Look Before You Leap
Such investors do need to choose carefully, though. Roughly half of the 54 world-allocation funds opened in 2006, 2007, or earlier this year and thus are unproven. And the untested funds aren't the only ones that should be approached warily or avoided outright. Some of the more-established offerings have serious flaws and should be shunned. Above-average expenses, an uninspiring record, and some errant decision making in recent years make Evergreen Asset Allocation EAAFX a poor option, for example, while deteriorating performance and the departure of some key personnel have rendered the once-appealing UBS Global Allocation BPGLX unattractive.

Personnel issues have also lessened the previously exceptional appeal of First Eagle Global SGENX. One of the two skippers behind the fund's excellent long-term record, Charles de Vaulx, left suddenly in March 2007; other key members of the management team left that year; and the manager primarily responsible for the fund's past success, Jean-Marie Eveillard, will retire--for the second time--in March 2009. The two managers who will run the fund after Eveillard retires--Matthew McLennan and Abhay Deshpande--don't have track records as managers of open-end funds (though they do have experience running private accounts). Thus, while the conservative value strategy that has worked so well here in the past will remain in place--and there are grounds for optimism--we're not as confident about the fund as we used to be.  

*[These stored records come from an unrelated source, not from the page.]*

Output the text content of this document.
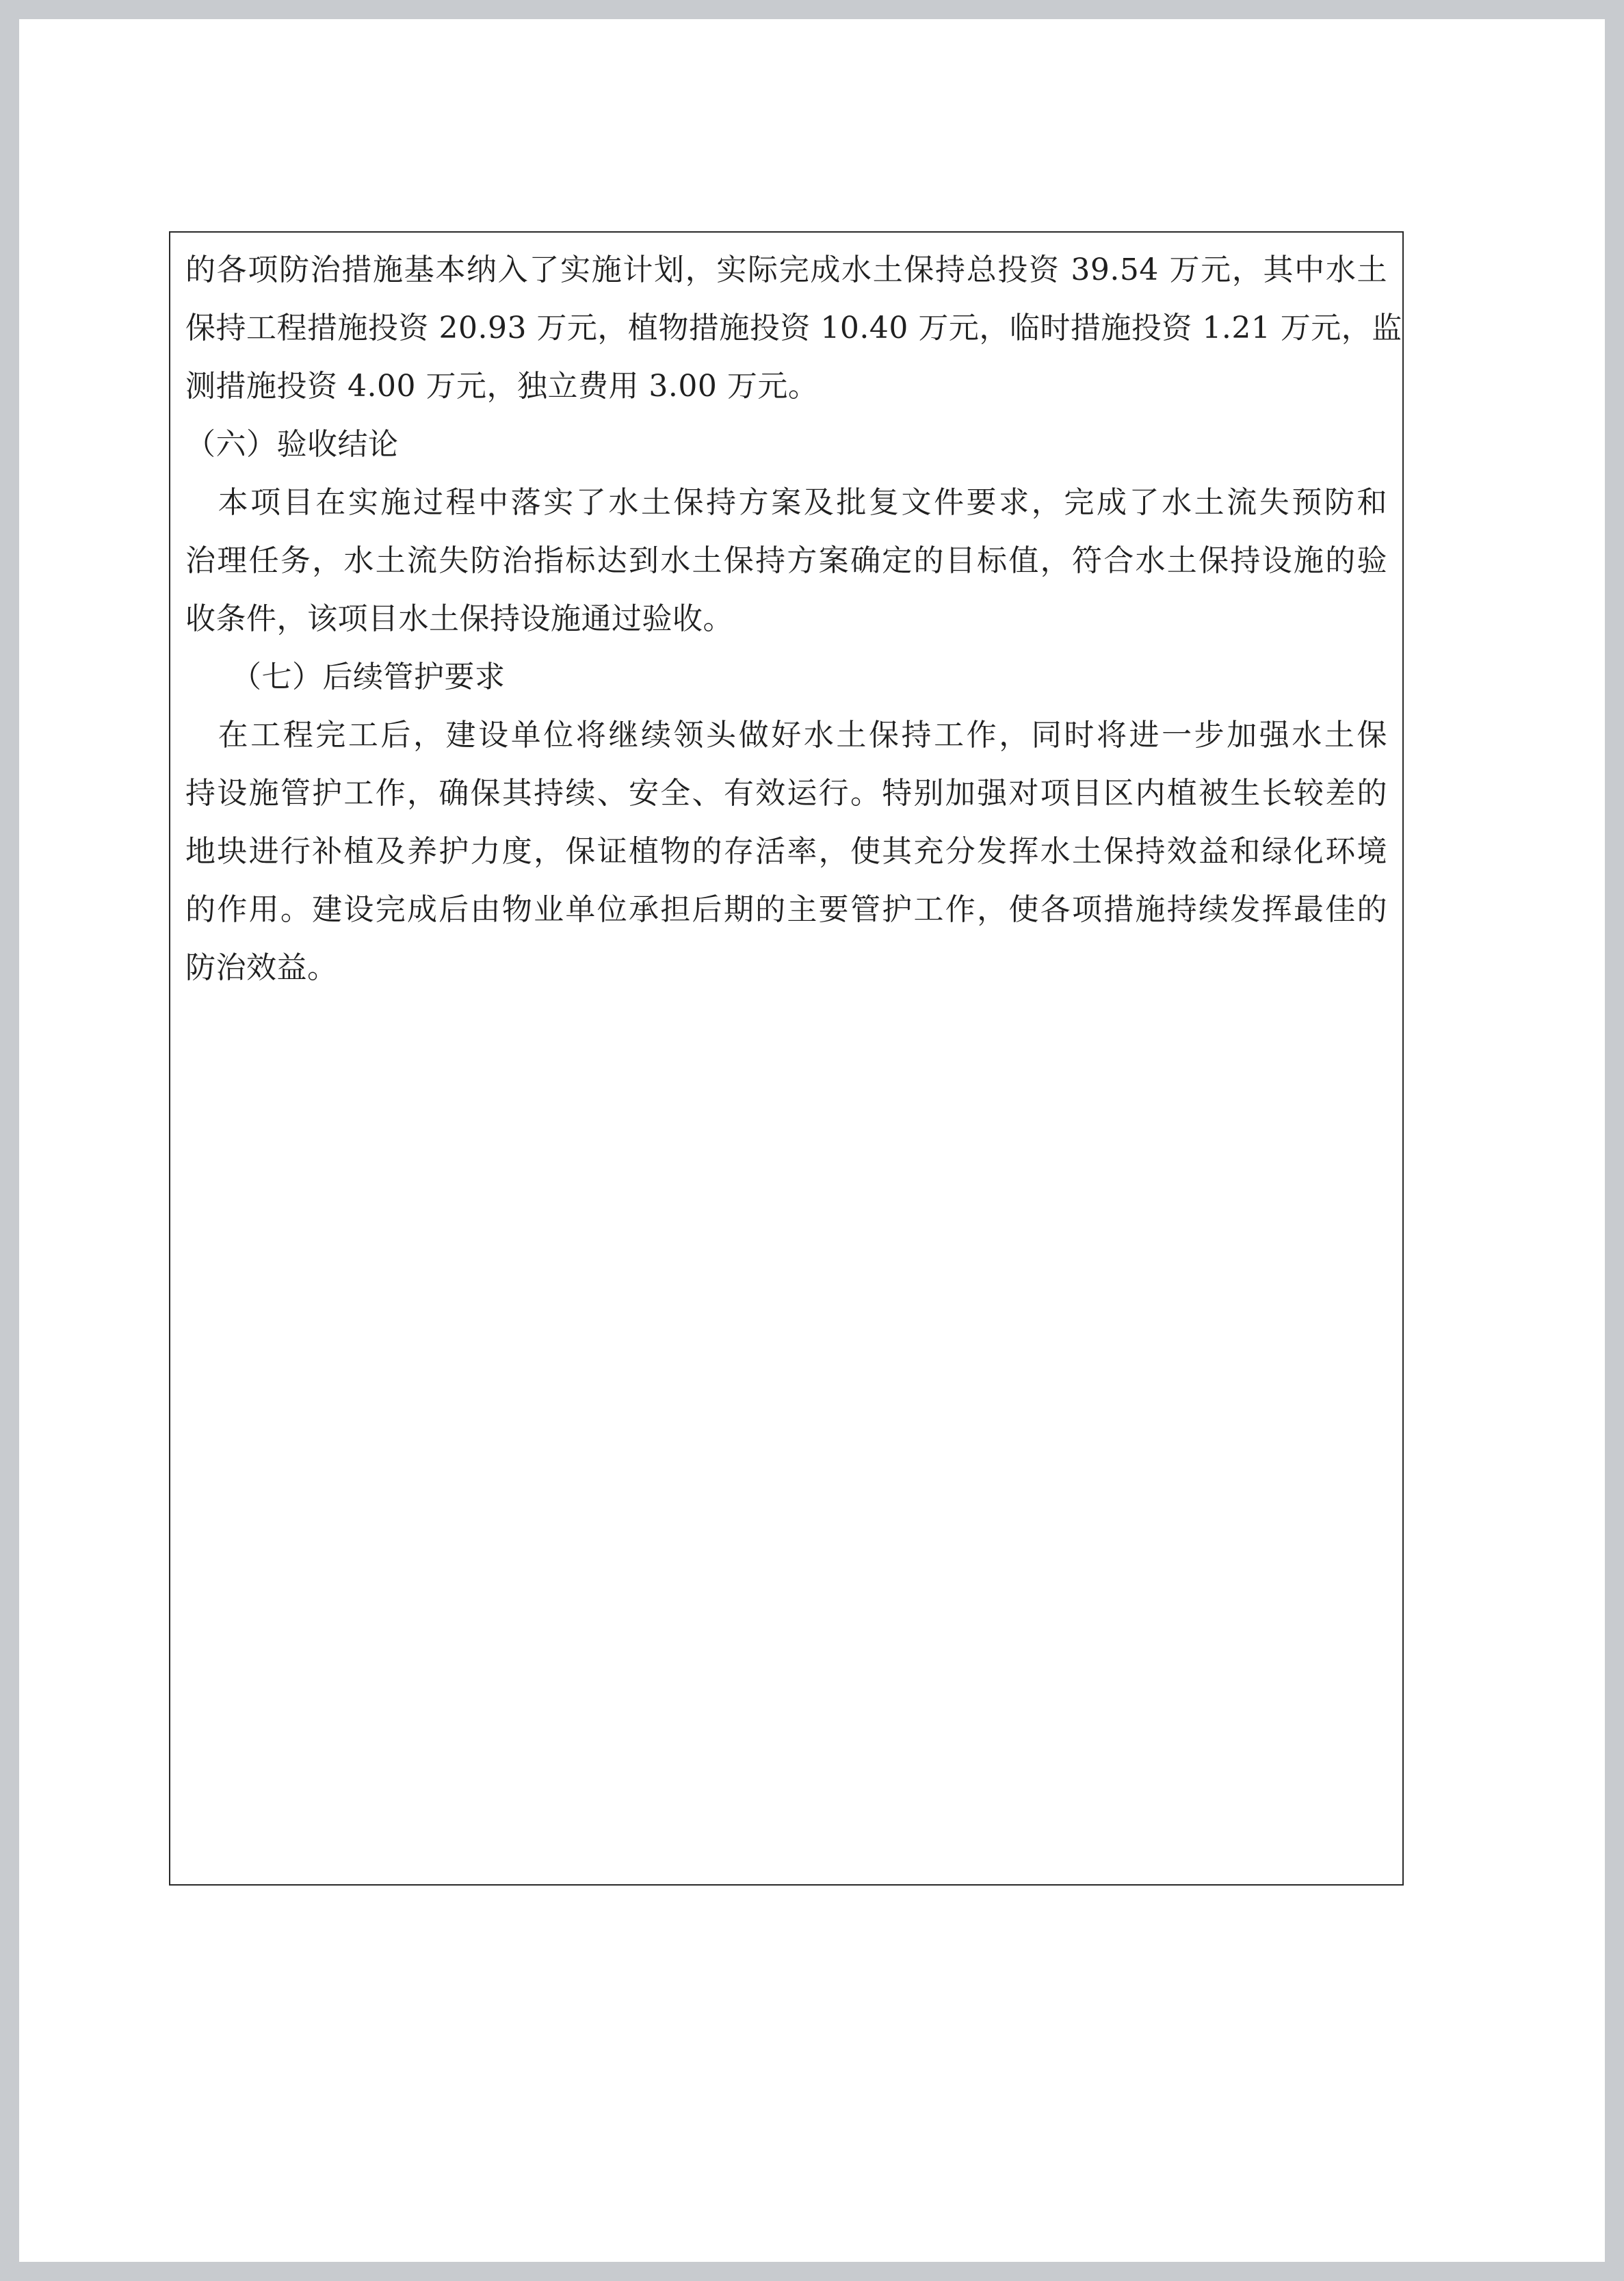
的各项防治措施基本纳入了实施计划，实际完成水土保持总投资 39.54 万元，其中水土
保持工程措施投资 20.93 万元，植物措施投资 10.40 万元，临时措施投资 1.21 万元，监
测措施投资 4.00 万元，独立费用 3.00 万元。
（六）验收结论
　本项目在实施过程中落实了水土保持方案及批复文件要求，完成了水土流失预防和
治理任务，水土流失防治指标达到水土保持方案确定的目标值，符合水土保持设施的验
收条件，该项目水土保持设施通过验收。
　　（七）后续管护要求
　在工程完工后，建设单位将继续领头做好水土保持工作，同时将进一步加强水土保
持设施管护工作，确保其持续、安全、有效运行。特别加强对项目区内植被生长较差的
地块进行补植及养护力度，保证植物的存活率，使其充分发挥水土保持效益和绿化环境
的作用。建设完成后由物业单位承担后期的主要管护工作，使各项措施持续发挥最佳的
防治效益。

We are, however, becoming increasingly confident about Thornburg Investment Income Builder TIBAX and Ivy Asset Strategy WASAX. Though it has lagged this year, the former has posted impressive overall results with a focused and distinctive approach, and other Thornburg offerings have done the same. Ivy Asset Strategy has been a so-so performer in 2008, and it isn't for the faint of heart, because it follows a bold top-down strategy and has been much more volatile than most of its peers. But it has posted strong long-term returns and has a really seasoned management team.

Finally, there are two world-allocation funds that boast a broad array of strengths and that we have long believed in: American Funds Capital Income Builder CAIBX and BlackRock Global Allocation MDLOX. The former enjoys an exceptionally low expense ratio, a superior yield, and one of the deepest and most experienced management teams around. Moreover, it employs a straightforward strategy that is inherently sound, and it has delivered fetching risk-adjusted results. BlackRock Global Allocation's many attractions begin with long-serving skipper Dennis Stattman, his sizable support team and their contrarian but not overly daring approach. A first-rate risk/reward profile and a modest expense ratio round out its appeal.